Yb master cluster balancer

We recently had an issue on our yugabyte cluster, where we saw something similar to an election storm.
We saw that there were too many tablet elections happening, and also saw that yb-master’s cluster balancer was also triggering a lot of leader rebalancing, (which was also adding to more elections, therefore making the situation worse).
We were able to stablise the cluster by identifying a tserver with large number of threads as compared to other tservers and stopping that tserver. [We don’t know what started the election storm]

As part of Action Items to mitigate this from happening again we were wondering if changing the value for leader_balance_threshold from default 0 to a higher value would help.
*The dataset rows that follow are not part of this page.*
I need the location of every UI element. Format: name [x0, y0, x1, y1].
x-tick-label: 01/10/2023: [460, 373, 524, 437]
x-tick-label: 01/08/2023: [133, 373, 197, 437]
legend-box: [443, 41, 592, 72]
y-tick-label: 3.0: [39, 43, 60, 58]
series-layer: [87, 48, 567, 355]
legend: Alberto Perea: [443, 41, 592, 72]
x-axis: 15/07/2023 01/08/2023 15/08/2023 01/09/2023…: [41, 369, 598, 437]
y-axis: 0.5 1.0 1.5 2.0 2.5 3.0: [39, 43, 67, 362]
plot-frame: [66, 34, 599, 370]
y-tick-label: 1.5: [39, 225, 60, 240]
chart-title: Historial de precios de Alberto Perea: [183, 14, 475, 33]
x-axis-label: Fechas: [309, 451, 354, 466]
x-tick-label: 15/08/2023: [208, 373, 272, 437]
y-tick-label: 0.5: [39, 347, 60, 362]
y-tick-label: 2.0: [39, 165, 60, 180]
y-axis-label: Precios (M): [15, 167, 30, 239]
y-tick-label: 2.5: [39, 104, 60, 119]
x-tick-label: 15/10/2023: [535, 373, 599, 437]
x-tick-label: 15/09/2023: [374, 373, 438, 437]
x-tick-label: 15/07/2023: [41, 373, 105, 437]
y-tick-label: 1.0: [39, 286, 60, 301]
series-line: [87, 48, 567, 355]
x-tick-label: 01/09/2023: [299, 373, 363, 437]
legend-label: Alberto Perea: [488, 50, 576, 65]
yugabyte db version: 2024.2.0.0

we tried this config change on our test environment.
before: [User Tablet-Peers / Leaders]
- tserver1: 445 / 148
- tserver2: 445 / 148
- tserver3: 445 / 149

  • Updated the leader_balance_threshold to 3 on all yb-master vms
  • blacklisted tserver1 using change_leader_blacklist command
    • this made tserver1: 445 / 0, and increased leaders on other 2 tservers
  • removed blacklist for tserver1

expectation was:
- tserver1: 445 / 147
- tserver2: 445 / 149
- tserver3: 445 / 149

what I got:
- tserver1: 445 / 40
- tserver2: 445 / 202
- tserver3: 445 / 203

redid the whole thing with leader_balance_threshold to 2, same result
redid the whole thing with leader_balance_threshold to 1, result was
- tserver1: 445 / 90
- tserver2: 445 / 177
- tserver3: 445 / 178

I am wondering if leader balancer works on each table level, balancing and honouring the threashold set for tablets of each table. instead of on the cluster level. documentation does not say anything about this.

Hi Manish,

Yes, leader_balance_threshold works at the table level. This is a gap in our documentation, as you pointed out. I have opened a PR to fix it.

Anubhav Srivastava (YB)

As part of Action Items to mitigate this from happening again we were wondering if changing the value for leader_balance_threshold from default 0 to a higher value would help.

@Anubhav_Srivastava can you clarify on this, my understanding is that this would help during an election storm. If we increase the value high enough, this would lead to reduction in the yb_master triggered cluster balancing, leading to less number of elections. Am i right on this?

Increasing the leader_balance_threshold flag might help here, but it wouldn’t fix the underlying cause of the election storm. If you can figure out what is causing that (e.g., a certain query causing high load on a tserver, an internal deadlock, etc.) that would be useful.

If you’re looking for more of a patch fix, a more typical approach is to lower the value of load_balancer_max_concurrent_moves to something like 5, so that the cluster balance makes fewer concurrent leader moves in each iteration (the cluster balancer runs around once a second, so that is ~5 leader moves / s). Note that this would increase the amount of time for operations like leader blacklisting and moving leaders back to failed nodes.